The Minnesota Twins bullpen is one of the deepest in the league and it’s time for fans to start noticing. It may be what carries them deep into the playoffs.
Back in 2011, the Atlanta Braves were notorious for their “three-headed monster” trio composing of Eric O’Flaherty, Jonny Venters, and Craig Kimbrel. The Minnesota Twins bullpen may not be as notorious as that trio, but they may have a “four-headed monster” in their current bullpen.
The Twins lineup is one of the best in the league. When you have power hitters like Miguel Sano, Eddie Rosario, Nelson Cruz, and Mitch Garver it is easy to overlook the bullpen. However, I do believe the bullpen deserves more recognition as one of the best in the league – and for good reason.
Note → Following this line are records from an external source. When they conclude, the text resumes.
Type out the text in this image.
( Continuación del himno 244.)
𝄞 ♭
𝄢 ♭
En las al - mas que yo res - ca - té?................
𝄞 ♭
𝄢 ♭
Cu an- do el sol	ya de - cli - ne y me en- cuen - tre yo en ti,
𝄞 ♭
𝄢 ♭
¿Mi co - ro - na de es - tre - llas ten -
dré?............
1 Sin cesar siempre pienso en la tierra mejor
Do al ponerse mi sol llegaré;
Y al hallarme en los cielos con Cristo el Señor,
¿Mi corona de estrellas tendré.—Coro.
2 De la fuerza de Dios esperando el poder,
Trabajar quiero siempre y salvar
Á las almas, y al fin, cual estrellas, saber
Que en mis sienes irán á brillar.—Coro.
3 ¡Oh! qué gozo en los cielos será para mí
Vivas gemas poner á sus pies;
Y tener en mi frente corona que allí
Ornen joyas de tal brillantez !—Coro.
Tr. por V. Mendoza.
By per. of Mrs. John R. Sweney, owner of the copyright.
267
In the 28.2 innings that Tyler Duffey, Tyler Cippard, Matt Wisler, and Sergio Romo have pitched, they have only given up 5 earned runs. Maybe even more impressive is their sheer dominance over hitters in that time span. In those 28.2 innings, those four relievers have only walked 8 batters while striking out 34, good for a nearly 4:1 strikeout to walk ratio.
Looking at some of the other members of the Minnesota Twins Bullpen
The funny part about those four pitchers is that I don’t believe that they are even Minnesota’s best relievers. Taylor Rogers was banged up in a couple games, which inflated his ERA to above 5 in the small sample size. However, his 11.37 K/9 and his 0 walks in his 6.1 innings of pitching should be a positive sign that the closer will be just fine going forward.
I also really like what I’ve seen from Jorge Alcala in his small sample size. Alcala, who is only 25 years old, has pitched less than 10 innings in the majors but boasts nice upside potential. He has a fastball that tops out around 97-98 mph and I like his slider as well. If he can keep the walks down, he will continue to be a solid 6th and 7th inning guy.
One of the few relievers I am worried about is Trevor May. May has been solid thus far, and even has a save under his belt, but he has changed up his pitch mix quite a bit. It’s 7 innings into the season, but he is using his fastball less (55.4% compared to his career 60.7% mark) and his slider a lot more (31.5% compared to his 10% career mark). His numbers are down from 2020, and it may be a result of that.
Hats Off to the Bullpen
Minnesota Twins fans have to feel good about the bullpen moving forward. It’s great seeing the hitting move along as expected, but having that solid bullpen (especially in a shortened season where every game matters) is all the more important.
The starting pitching has been wobbly to start the season, and that may be due to a couple of injuries to the starters has also hurt early on. However. all eyes will be on the Twins hitters, but fans should also be confident that if they can get ahead late in games that the lead is in good hands.